The major implication

If you provide your child a steady stream of qualified activities, their working memory becomes a powerful weapon, and they will develop a host of sub-skills to deal with complicated tasks.

I accidentally discovered that the transition from working memory to long term memory starts at about 3 (mostly painful) weeks and eventually the child grows the capacity to instantly store items in long term memory that should meander close to the event horizon of their working memory. Short term memory is a brief sorting area for things that are sucked into working memory and things that are worth discarding, like the term 'trapezoid' which never seems to make it.
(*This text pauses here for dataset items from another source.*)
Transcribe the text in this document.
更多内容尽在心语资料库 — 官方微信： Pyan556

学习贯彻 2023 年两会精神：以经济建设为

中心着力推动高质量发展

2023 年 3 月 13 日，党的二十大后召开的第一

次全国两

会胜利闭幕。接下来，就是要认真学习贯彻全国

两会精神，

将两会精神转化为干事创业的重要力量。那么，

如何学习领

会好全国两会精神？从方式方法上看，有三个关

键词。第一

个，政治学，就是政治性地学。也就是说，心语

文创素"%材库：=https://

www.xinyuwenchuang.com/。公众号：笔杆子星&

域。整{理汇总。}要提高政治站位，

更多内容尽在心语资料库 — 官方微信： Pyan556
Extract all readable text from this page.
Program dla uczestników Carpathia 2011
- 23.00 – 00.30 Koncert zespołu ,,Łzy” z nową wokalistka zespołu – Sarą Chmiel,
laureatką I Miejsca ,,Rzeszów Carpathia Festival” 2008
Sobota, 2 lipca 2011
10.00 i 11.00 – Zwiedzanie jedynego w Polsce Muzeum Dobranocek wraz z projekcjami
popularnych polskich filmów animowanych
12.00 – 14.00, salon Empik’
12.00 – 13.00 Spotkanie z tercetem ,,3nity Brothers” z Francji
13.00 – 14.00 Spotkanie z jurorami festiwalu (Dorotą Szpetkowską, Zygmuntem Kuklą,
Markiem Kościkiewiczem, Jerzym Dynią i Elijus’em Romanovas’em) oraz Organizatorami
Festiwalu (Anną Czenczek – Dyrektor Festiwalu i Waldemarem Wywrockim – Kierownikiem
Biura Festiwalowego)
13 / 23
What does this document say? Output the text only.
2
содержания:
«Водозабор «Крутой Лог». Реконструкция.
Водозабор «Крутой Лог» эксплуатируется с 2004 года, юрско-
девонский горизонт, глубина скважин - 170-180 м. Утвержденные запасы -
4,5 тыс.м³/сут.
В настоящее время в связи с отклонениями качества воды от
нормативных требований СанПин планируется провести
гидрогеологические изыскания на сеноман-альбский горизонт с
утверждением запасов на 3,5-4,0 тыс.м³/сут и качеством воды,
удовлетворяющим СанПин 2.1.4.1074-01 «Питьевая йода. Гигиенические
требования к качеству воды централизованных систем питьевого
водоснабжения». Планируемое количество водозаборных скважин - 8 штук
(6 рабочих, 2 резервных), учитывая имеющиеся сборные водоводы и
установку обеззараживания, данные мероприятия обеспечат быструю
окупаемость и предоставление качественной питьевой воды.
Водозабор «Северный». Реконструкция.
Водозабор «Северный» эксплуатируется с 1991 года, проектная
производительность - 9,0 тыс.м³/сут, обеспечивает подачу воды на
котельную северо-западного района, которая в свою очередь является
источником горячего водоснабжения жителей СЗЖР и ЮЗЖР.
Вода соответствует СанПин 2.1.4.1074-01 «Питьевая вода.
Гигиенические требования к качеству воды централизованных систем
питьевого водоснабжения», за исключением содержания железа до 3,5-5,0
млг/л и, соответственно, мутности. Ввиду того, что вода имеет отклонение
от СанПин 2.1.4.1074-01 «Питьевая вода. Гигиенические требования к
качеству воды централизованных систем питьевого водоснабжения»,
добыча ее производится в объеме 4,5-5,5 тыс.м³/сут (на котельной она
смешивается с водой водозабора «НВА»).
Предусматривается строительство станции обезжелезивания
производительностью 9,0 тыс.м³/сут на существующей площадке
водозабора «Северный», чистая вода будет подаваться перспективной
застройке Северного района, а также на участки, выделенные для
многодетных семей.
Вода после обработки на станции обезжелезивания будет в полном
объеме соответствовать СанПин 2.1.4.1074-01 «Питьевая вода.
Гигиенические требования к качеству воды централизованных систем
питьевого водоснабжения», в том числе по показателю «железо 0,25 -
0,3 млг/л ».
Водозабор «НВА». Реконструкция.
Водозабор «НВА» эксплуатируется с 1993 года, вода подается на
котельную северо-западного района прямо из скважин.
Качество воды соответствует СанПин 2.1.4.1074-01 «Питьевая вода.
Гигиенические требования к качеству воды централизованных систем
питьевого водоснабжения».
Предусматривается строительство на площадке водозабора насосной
At some point, you reach the limit of the skill set of the child - not in their actual skill set, but in the material that is suitable to throw at the child. How many gladiators does the coliseum lion need to eat before he's bored? Not many.

In my ongoing series of diabolical experiments, none were as effective as those performed at the beginning of reading and math, where CAT took 3 weeks, as did the first page of Every Day Math . Both were Herculean tasks of brain growth.

Then I discovered fields, like trigonometry, chemistry, and philosophy. In throwing these at the child at an inappropriate age, and once they get beyond the phase of the minor implications of CLT, there is no such thing as an inappropriate age, I observed a whole new dynamic in cognitive skill develpment.

When you throw an entire field at your child in a short period of time (like one sitting), the process of understanding material and transitioning it to long term memory is too much. Instead of taking bits and pieces, which at first glance is what you think you might observe, the child lays the foundation for the next pass. I call this effect 'bucketing'. The child creates brain buckets for the material. It looks like they are not learning, but when they eventually see this material in class, it's all 'Ah ha!' instead of 'What?'.

For this reason, I'm transitioning from 'how to cheat your way into a gifted program' on this website to 'how to cheat your way through high school AP courses' on the next website.

A note on research

If you read the article linked above, you will see 'objective measures of cognitive load are difficult to obtain'. This makes me wonder, yet again, how much time these researchers spend with actual children. You just have to look. It usually occurs at the 15 minute mark with newby's and the 25 minute mark with advanced children. They heave a heavy sigh after reading a question for the 13th time, missing words like 'three' that are in plain sight. Researchers need to look for 'cognitive exhaustion' and measure performance up to that point, and they will have their proxy for cognitive load.